The key are the outer, wealthier suburbs within Los Angeles county. Some are liberal Hollywood areas, typified by Congressman Henry Waxman’s 30th congressional district. Republicans probably cannot win these. Others are more conservative and even voted for Senator John McCain (see, for instance, the patches of red north of Pomona and south of Redondo Beach). Ms. Fiorina will have to expand upon this core and win places like the San Fernando Valley and Pasadena – suburbs which rarely vote Republican.
When the voting booths close and the precinct results start pouring in, look at Los Angeles County. Ms. Fiorina’s performance there will be most indicative of her overall strength. If Democrats are winning the county by double-digits, then she is in trouble. Conversely, if their margin is less than five percent – or if Republicans are winning the county – then Republicans are in good shape. A Democratic margin between five and ten percent signifies that a long night is ahead.

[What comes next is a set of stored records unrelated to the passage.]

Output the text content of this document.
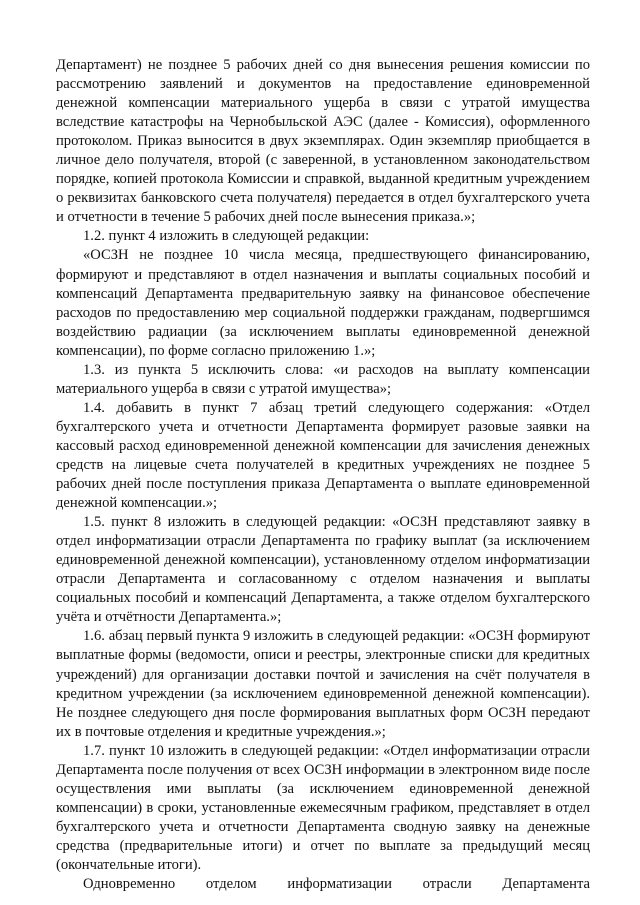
Департамент) не позднее 5 рабочих дней со дня вынесения решения комиссии по рассмотрению заявлений и документов на предоставление единовременной денежной компенсации материального ущерба в связи с утратой имущества вследствие катастрофы на Чернобыльской АЭС (далее - Комиссия), оформленного протоколом. Приказ выносится в двух экземплярах. Один экземпляр приобщается в личное дело получателя, второй (с заверенной, в установленном законодательством порядке, копией протокола Комиссии и справкой, выданной кредитным учреждением о реквизитах банковского счета получателя) передается в отдел бухгалтерского учета и отчетности в течение 5 рабочих дней после вынесения приказа.»;

1.2. пункт 4 изложить в следующей редакции:

«ОСЗН не позднее 10 числа месяца, предшествующего финансированию, формируют и представляют в отдел назначения и выплаты социальных пособий и компенсаций Департамента предварительную заявку на финансовое обеспечение расходов по предоставлению мер социальной поддержки гражданам, подвергшимся воздействию радиации (за исключением выплаты единовременной денежной компенсации), по форме согласно приложению 1.»;

1.3. из пункта 5 исключить слова: «и расходов на выплату компенсации материального ущерба в связи с утратой имущества»;

1.4. добавить в пункт 7 абзац третий следующего содержания: «Отдел бухгалтерского учета и отчетности Департамента формирует разовые заявки на кассовый расход единовременной денежной компенсации для зачисления денежных средств на лицевые счета получателей в кредитных учреждениях не позднее 5 рабочих дней после поступления приказа Департамента о выплате единовременной денежной компенсации.»;

1.5. пункт 8 изложить в следующей редакции: «ОСЗН представляют заявку в отдел информатизации отрасли Департамента по графику выплат (за исключением единовременной денежной компенсации), установленному отделом информатизации отрасли Департамента и согласованному с отделом назначения и выплаты социальных пособий и компенсаций Департамента, а также отделом бухгалтерского учёта и отчётности Департамента.»;

1.6. абзац первый пункта 9 изложить в следующей редакции: «ОСЗН формируют выплатные формы (ведомости, описи и реестры, электронные списки для кредитных учреждений) для организации доставки почтой и зачисления на счёт получателя в кредитном учреждении (за исключением единовременной денежной компенсации). Не позднее следующего дня после формирования выплатных форм ОСЗН передают их в почтовые отделения и кредитные учреждения.»;

1.7. пункт 10 изложить в следующей редакции: «Отдел информатизации отрасли Департамента после получения от всех ОСЗН информации в электронном виде после осуществления ими выплаты (за исключением единовременной денежной компенсации) в сроки, установленные ежемесячным графиком, представляет в отдел бухгалтерского учета и отчетности Департамента сводную заявку на денежные средства (предварительные итоги) и отчет по выплате за предыдущий месяц (окончательные итоги).

Одновременно отделом информатизации отрасли Департамента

On a state-level basis, modeling a close Republican victory is somewhat difficult; Republican candidates haven’t won a close race for a long time in California. There is, however, a substitute that fits well:
These are the results of the famous Proposition 8, which passed by a 4.5% margin. On a county-by-county basis, a Fiorina victory will probably look quite similar to this. There are minor differences; the margins in Orange and San Diego Counties would probably be greater; Republicans probably wouldn’t win Los Angeles County.
Overall, however, the picture would not be too different. Heavy margins from the SoCal suburbs and Central Valley counter Democratic strength in NorCal, while a strong Republican performance in Los Angeles dilutes Democratic margins there.
There is one final complication for Republicans. California constitutes the most diverse state in the country; winning minorities is a must. The Republican Party is not very good at this, which why California is a blue state today. It must change this, if candidates like Ms. Fiorina are to win the state.
Some minorities are easier to win than others. Blacks are most loyal to the Democratic Party, but they number only 6.2% of the state’s population. While more numerous Asians and Latinos do not vote their numbers (their share in the voting electorate is slightly more than half their share of the overall population), their votes are easier to get.
Here Proposition 8 is less useful as a guide. In Los Angeles County, for instance, all of South Central voted for the proposition. Unless Republicans start winning Compton and Watts, they will have to find support from a different section of California’s majority-minorities.
Winning minorities constitutes a novel challenge to the Republican Party; until now it has drawn an ever-increasing percentage of the white vote to offset increasing numbers of minorities. This is no longer possible in places like California. If Republican candidates like Carly Fiorina and Meg Whitman are to win the state, they will need to envision a new strategy.